Contrary to Ms. Rice’s assertion, the ALJ cited a variety of those factors as reasons to
discount Ms. Sanford’s evaluation of Ms. Rice’s capabilities. (Tr. 21). Ms. Sanford opined that
Ms. Rice “could lif[t] less than 10 pounds, and never squat, reach or crawl and her medical
condition limited her ability to work indefinitely on and after May 30, 2012 but did not impair
her ability to attend school or training.” Id. However, the ALJ assigned Ms. Sanford’s opinion
“less weight” because it was inconsistent with the medical evidence and unsupported by the
Wanda Rice v. Commissioner, Social Security Administration
Civil No. SAG-16-2582
May 24, 2017
Page 5
objective record. Id. Specifically, the ALJ noted that “[Ms. Sanford’s] treatment notes…do not
support the degree of limitations opined[.]” Id. For example, the ALJ noted that “the objective
findings do not reference the type of weakness or range of motion abnormalities to support the
degree of limitations opined.” Id. In addition, the ALJ noted Ms. Sanford’s finding that several
of Ms. Rice’s physical symptoms “responded to treatment.” Id. Moreover, substantial evidence
in the record belies Ms. Sanford’s findings, including “essentially normal” physical
examinations, (Tr. 18), “generally stable” physical symptoms “with appropriate medications and
treatment,” id., “normal” mental status examinations, (Tr. 19), and “essentially routine and
conservative” mental health treatment “with no current psychiatric hospitalizations, outpatient or
emergency room treatment or any current treatment with any mental health care professional for
her alleged depressive and anxiety symptoms,” (Tr. 20). Consequently, the ALJ concluded that
the objective medical record did not support Ms. Sanford’s opinion. Thus, the ALJ did not
simply reject Ms. Sanford’s opinion as an opinion from a non-acceptable source, but engaged in
an appropriate analysis of the merits of her opinion in light of the other evidence of record.
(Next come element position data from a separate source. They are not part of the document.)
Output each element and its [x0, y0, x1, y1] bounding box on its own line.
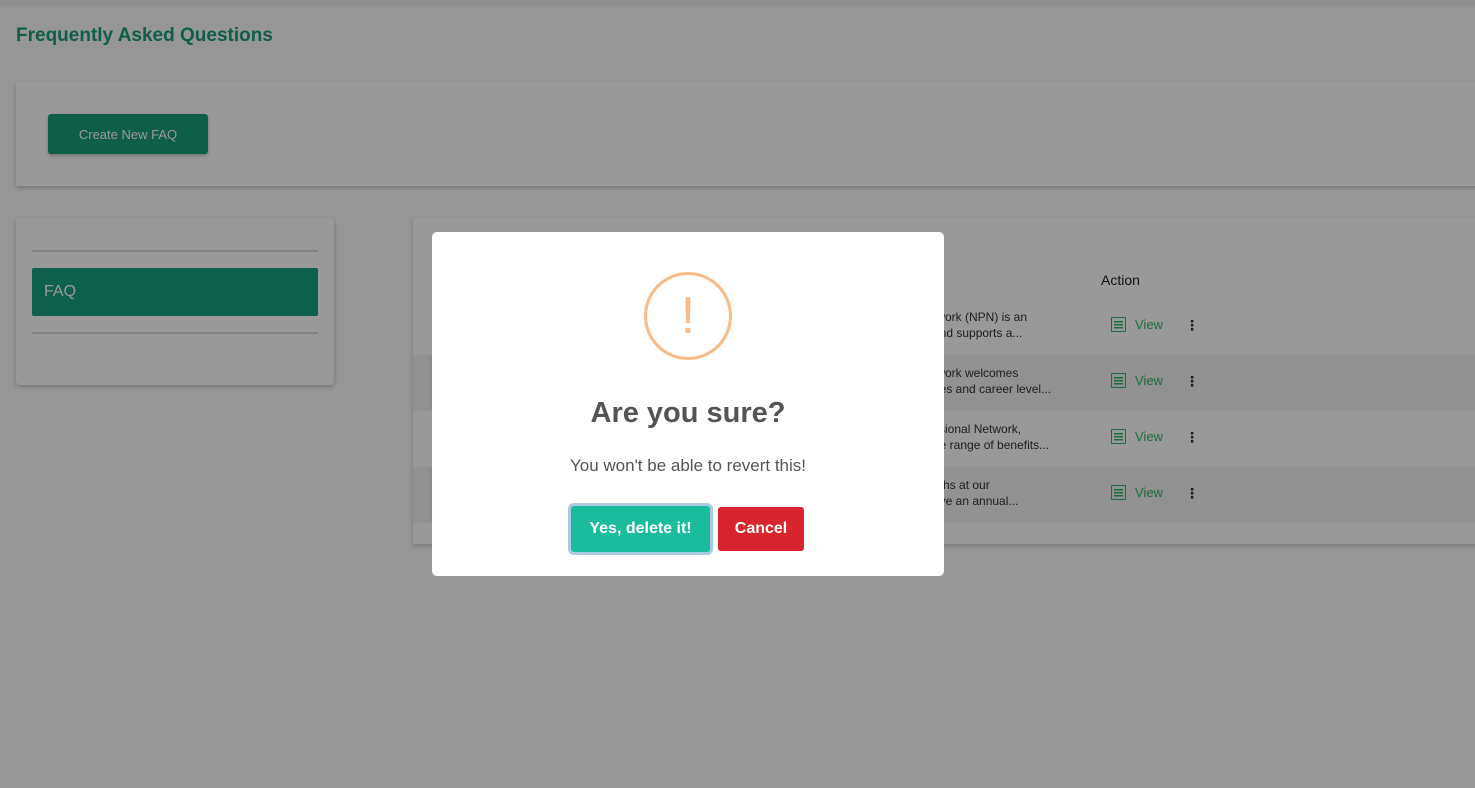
confirm-delete-button[interactable]: Yes, delete it!	[571, 506, 710, 552]
dialog-message: You won't be able to revert this!	[569, 456, 807, 475]
cancel-button[interactable]: Cancel	[718, 507, 804, 551]
faq-page: Frequently Asked Questions Create New FA…	[0, 0, 1475, 788]
confirm-delete-dialog: ! Are you sure? You won't be able to rev…	[432, 232, 944, 576]
dialog-title: Are you sure?	[590, 397, 786, 429]
warning-icon: !	[644, 272, 732, 360]
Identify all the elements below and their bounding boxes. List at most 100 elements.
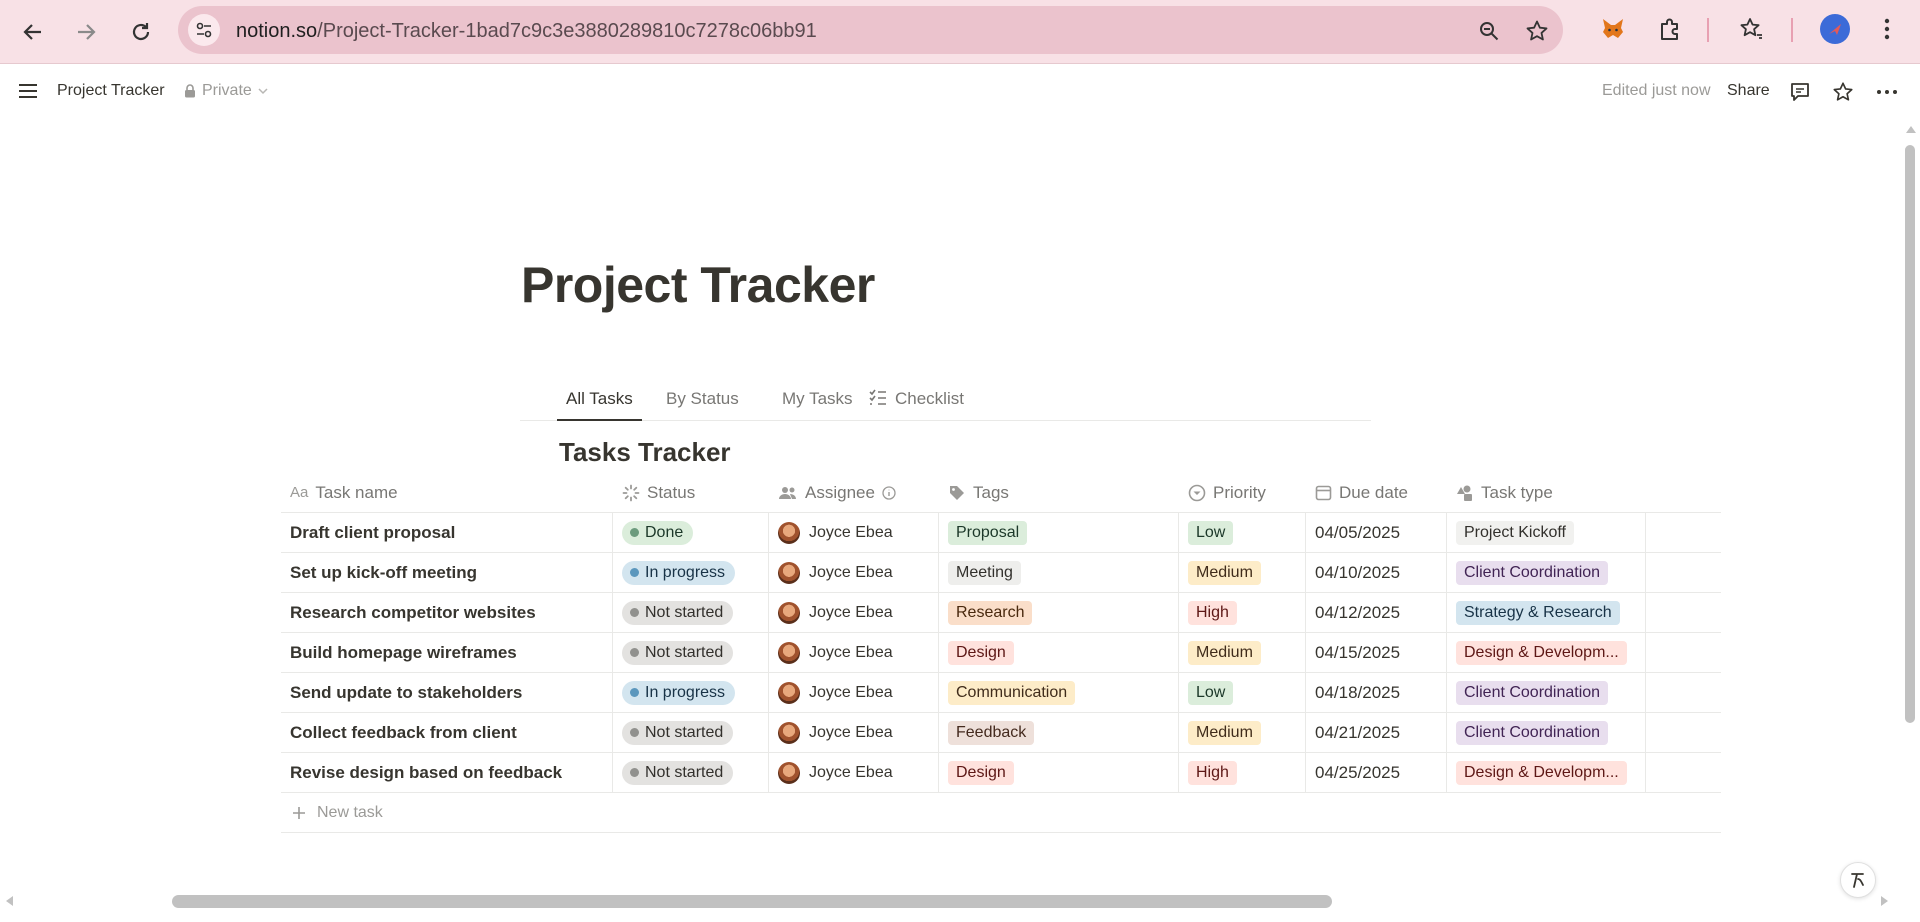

Ultimately, my review of the ALJ’s decision is confined to whether substantial evidence, in the
record as it was reviewed by the ALJ, supports the decision and whether correct legal standards
were applied. See Richardson v. Perales, 402 U.S. 389, 390, 404 (1971). Even if there is other
evidence that may support Ms. Rice’s position, I am not permitted to reweigh the evidence or to
substitute my own judgment for that of the ALJ. See Hays v. Sullivan, 907 F.2d 1453, 1456 (4th
Cir. 1990). Accordingly, the ALJ properly evaluated Ms. Sanford’s opinion and supported her
conclusion with substantial evidence.2 Remand on this basis is therefore unwarranted.
For the reasons set forth above, Plaintiff’s Motion for Summary Judgment (ECF No. 14)
is DENIED and Defendant’s Motion for Summary Judgment (ECF No. 17) is DENIED.
Pursuant to sentence four of 42 U.S.C. § 405(g), the Commissioner’s judgment is REVERSED
IN PART due to inadequate analysis. The case is REMANDED for further proceedings in
accordance with this opinion. The Clerk is directed to CLOSE this case.
Despite the informal nature of this letter, it should be flagged as an opinion and docketed
as an order.
Sincerely yours,
/s/
Stephanie A. Gallagher
United States Magistrate Judge
2
The only portion of Ms. Sanford’s opinion that was not sufficiently addressed was the conclusion that Ms. Rice
would have extreme deficits in maintaining concentration. (Tr. 186). That deficiency will be rectified with an
appropriate Mascio analysis of Ms. Rice’s ability to sustain work.